Trazar el dendrogram
sin cortar con map1.plot
usando plot_grid
ilustra esto:
dend0.plot <- ggplot(as.ggdend(dend))+scale_y_reverse()+coord_flip()+theme(plot.margin=unit(c(1,-1,1,1),"cm"))
plot_grid(dend0.plot,map1.plot,align=''h'',rel_widths=c(1,1))
Las ramas en la parte superior e inferior del dendrogram
parecen estar aplastadas hacia el centro. Jugar con la scale
parece ser una forma de ajustarlo, pero los valores de la escala parecen ser específicos de la figura, así que me pregunto si hay alguna manera de hacerlo de una manera más basada en principios.
A continuación, hago un análisis de enriquecimiento a término en cada grupo de mi heatmap
de heatmap
. Supongamos que este análisis me dio esta data.frame
:
enrichment.df <- data.frame(term=rep(paste("t",1:10,sep=""),nrow(gg.dend$labels)),
cluster=c(sapply(1:nrow(gg.dend$labels),function(i) rep(i,5))),
score=rgamma(10*nrow(gg.dend$labels),0.2,0.7),
stringsAsFactors = F)
Lo que me gustaría hacer es trazar este data.frame
como un heatmap
y colocar el dendrogram
corte debajo de él (similar a cómo se coloca a la izquierda de la expresión heatmap
).
Así que probé plot_grid
nuevamente pensando que align=''v''
funcionaría aquí:
Primero regenera el diagrama de dendrograma colocándolo boca arriba:
dend2.plot <- ggplot(gg.dend,labels=F)+scale_y_reverse()+theme(plot.margin=unit(c(-3,1,1,1),"cm"))

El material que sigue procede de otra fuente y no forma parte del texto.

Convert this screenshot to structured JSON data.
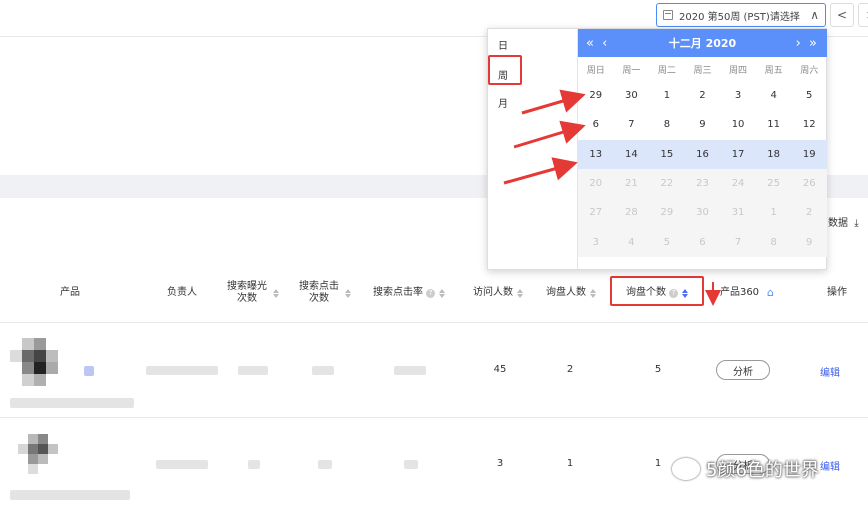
{
  "header": {
    "week_picker_text": "2020 第50周 (PST)请选择",
    "prev_label": "<",
    "next_label": ">"
  },
  "toolbar": {
    "export_label": "数据"
  },
  "table": {
    "columns": {
      "product": "产品",
      "owner": "负责人",
      "search_impressions": "搜索曝光次数",
      "search_clicks": "搜索点击次数",
      "search_ctr": "搜索点击率",
      "visitors": "访问人数",
      "inquirers": "询盘人数",
      "inquiries": "询盘个数",
      "product360": "产品360",
      "actions": "操作"
    },
    "rows": [
      {
        "visitors": "45",
        "inquirers": "2",
        "inquiries": "5",
        "analysis": "分析",
        "edit": "编辑"
      },
      {
        "visitors": "3",
        "inquirers": "1",
        "inquiries": "1",
        "analysis": "分析",
        "edit": "编辑"
      }
    ]
  },
  "dropdown": {
    "granularity": [
      "日",
      "周",
      "月"
    ],
    "selected_granularity": "周",
    "calendar": {
      "month_title": "十二月  2020",
      "weekdays": [
        "周日",
        "周一",
        "周二",
        "周三",
        "周四",
        "周五",
        "周六"
      ],
      "weeks": [
        [
          "29",
          "30",
          "1",
          "2",
          "3",
          "4",
          "5"
        ],
        [
          "6",
          "7",
          "8",
          "9",
          "10",
          "11",
          "12"
        ],
        [
          "13",
          "14",
          "15",
          "16",
          "17",
          "18",
          "19"
        ],
        [
          "20",
          "21",
          "22",
          "23",
          "24",
          "25",
          "26"
        ],
        [
          "27",
          "28",
          "29",
          "30",
          "31",
          "1",
          "2"
        ],
        [
          "3",
          "4",
          "5",
          "6",
          "7",
          "8",
          "9"
        ]
      ]
    }
  },
  "watermark": "5颜6色的世界",
  "colors": {
    "accent": "#5b8ff9",
    "highlight": "#e53935",
    "link": "#3b5cf0"
  }
}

Ahora tratando de trazarlos juntos:
plot_grid(map2.plot,dend2.plot,align=''v'')
plot_grid
no parece poder alinearlos como lo muestra la figura y el mensaje de advertencia que arroja:
In align_plots(plotlist = plots, align = align) :
Graphs cannot be vertically aligned. Placing graphs unaligned.
Lo que parece acercarse es esto:
plot_grid(map2.plot,dend2.plot,rel_heights=c(1,0.5),nrow=2,ncol=1,scale=c(1,0.675))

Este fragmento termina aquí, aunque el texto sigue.